Proposed research pathways in forest genetics for the management challenges of the 2021–2030 decade. The overarching goal of the research pathways is at the bottom of the figure while more specific research actions appear in higher levels of the figure. Blue boxes correspond to the “Continue exploring, describing and characterizing genetic diversity of poorly known species and populations” pathway (section 3-1), green boxes to the “Test and experiment new resources in new environments jointly across country borders” pathway (section 3-2), and yellow-brown boxes to the “Model, simulate and build scenarios to inform management and policy for mitigating and adapting to climate change” pathway (section 3-3)

There is a clear gap that needs filling between north, south, and east Mediterranean forest genetics knowledge. European forest tree species tend to be more fully described, tested, and modeled despite the importance of southern and eastern Mediterranean species in a region of the world with rapidly changing climate and strong pressures on biodiversity. The Mediterranean is not an integrated political arena and it does not benefit from a common framework that could shape agreements towards a common research goal. Integrating forest genetics research among EU and non-EU countries of the Mediterranean remains a challenge. Well-recognized institutions and programs, such as EUFORGEN (hosted by EFI), the PRIMA foundation, FAO Silva Mediterranea, the intergovernmental Union for the Mediterranean, and the European Union research framework programs, should take a leading role at fostering this research integration.

Mediterranean forest social-ecological systems have been shown to be particularly sensitive to forest policy management scenarios in their response to climate change [141, 142, 143144]. The lack of FGR-based management could be due both to missing knowledge and research, and to missing transfer of scientific knowledge to managers and policy makers [113]. The Mediterranean forest genetics research community thus has a leading role in meeting the needs of forest management based on the principles of multifunctional forest use, proposing sustainable management strategies for FGR in a highly heterogeneous landscape where forest ecosystems can be either resilient or declining. In doing so, the Mediterranean forest genetics research community will significantly contribute to many of the key commitments of EUFORGEN’s recently published European Forest Genetic Resources Strategy [145], including improving information on, conservation of, and sustainable use of forest genetic resources.

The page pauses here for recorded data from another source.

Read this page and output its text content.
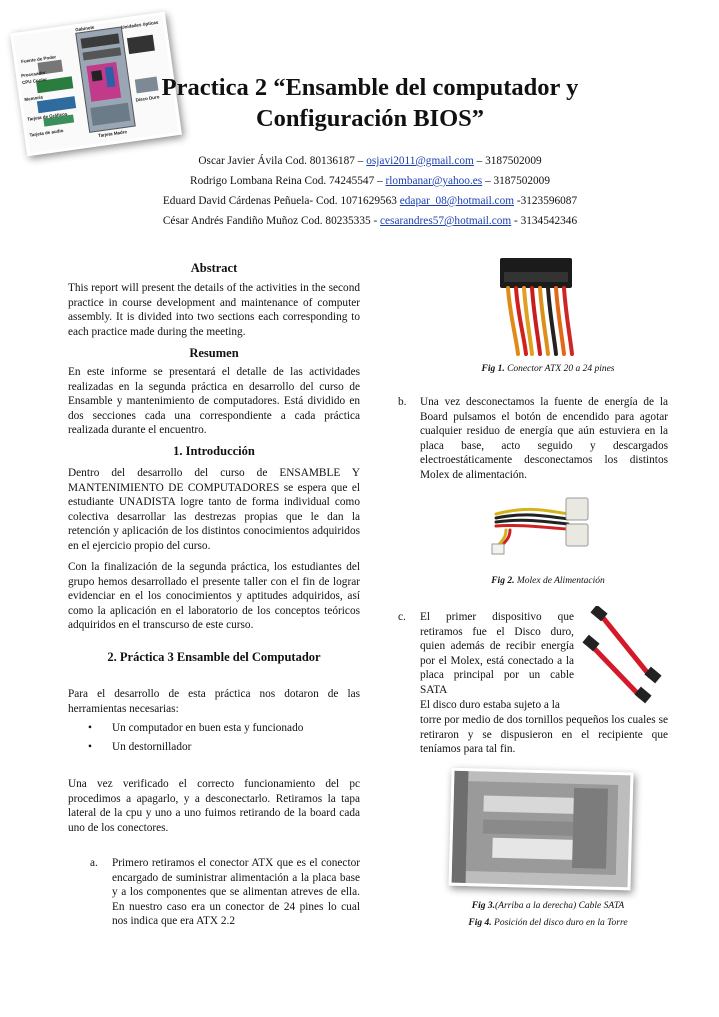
Gabinete	Unidades ópticas
Fuente de Poder
Procesador
CPU Cooler
Memoria
Tarjeta de Gráficos
Disco Duro
Tarjeta de audio	Tarjeta Madre
Practica 2 “Ensamble del computador y Configuración BIOS”
Oscar Javier Ávila Cod. 80136187 – osjavi2011@gmail.com – 3187502009
Rodrigo Lombana Reina Cod. 74245547 – rlombanar@yahoo.es – 3187502009
Eduard David Cárdenas Peñuela- Cod. 1071629563 edapar_08@hotmail.com -3123596087
César Andrés Fandiño Muñoz Cod. 80235335 - cesarandres57@hotmail.com - 3134542346
Abstract
This report will present the details of the activities in the second practice in course development and maintenance of computer assembly. It is divided into two sections each corresponding to each practice made during the meeting.
Resumen
En este informe se presentará el detalle de las actividades realizadas en la segunda práctica en desarrollo del curso de Ensamble y mantenimiento de computadores. Está dividido en dos secciones cada una correspondiente a cada práctica realizada durante el encuentro.
1. Introducción
Dentro del desarrollo del curso de ENSAMBLE Y MANTENIMIENTO DE COMPUTADORES se espera que el estudiante UNADISTA logre tanto de forma individual como colectiva desarrollar las destrezas propias que le dan la retención y aplicación de los distintos conocimientos adquiridos en el ejercicio propio del curso.
Con la finalización de la segunda práctica, los estudiantes del grupo hemos desarrollado el presente taller con el fin de lograr evidenciar en el los conocimientos y aptitudes adquiridos, así como la aplicación en el laboratorio de los conceptos teóricos adquiridos en el transcurso de este curso.
2. Práctica 3 Ensamble del Computador
Para el desarrollo de esta práctica nos dotaron de las herramientas necesarias:
•	Un computador en buen esta y funcionado
•	Un destornillador
Una vez verificado el correcto funcionamiento del pc procedimos a apagarlo, y a desconectarlo. Retiramos la tapa lateral de la cpu y uno a uno fuimos retirando de la board cada uno de los conectores.
a.	Primero retiramos el conector ATX que es el conector encargado de suministrar alimentación a la placa base y a los componentes que se alimentan atreves de ella. En nuestro caso era un conector de 24 pines lo cual nos indica que era ATX 2.2
Fig 1. Conector ATX 20 a 24 pines
b.	Una vez desconectamos la fuente de energía de la Board pulsamos el botón de encendido para agotar cualquier residuo de energía que aún estuviera en la placa base, acto seguido y descargados electroestáticamente desconectamos los distintos Molex de alimentación.
Fig 2. Molex de Alimentación
c.	El primer dispositivo que retiramos fue el Disco duro, quien además de recibir energía por el Molex, está conectado a la placa principal por un cable SATA
El disco duro estaba sujeto a la
torre por medio de dos tornillos pequeños los cuales se retiraron y se dispusieron en el recipiente que teníamos para tal fin.
Fig 3.(Arriba a la derecha) Cable SATA
Fig 4. Posición del disco duro en la Torre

Finally, Mediterranean forests have been managed as multifunctional social-ecological systems for millennia, producing not just timber and fuel-wood but also many non-wood products and services, such as wild edible species important for food security [146, 147148]. As a multi-stakeholder social-ecosystem, forests are an ideal model for building participatory research approaches and study usage conflicts such as conservation with or without management and conservation vs exploitation [149], thus contributing to resolving the combined objectives of production, resilience, sustainability, and biodiversity protection. The Mediterranean Forest research community should increase efforts towards conducting cutting-edge multidisciplinary research and innovation in the area of sustainable management of FGR for traditional and new bioeconomy usage, under the pressure of climate change [150]. Multidisciplinary and transdisciplinary prospective work is needed, using IPCC scenarios as baselines, but moving beyond solutions limited to market economy paradigms which have up to now led to a rather unsustainable use of natural resources [151, 152]. The Mediterranean Forest research community can provide solutions to manage climate-induced risks and human pressure on Mediterranean forests. This needs to start with equitably sharing data, experience, and knowledge (Fig. 9).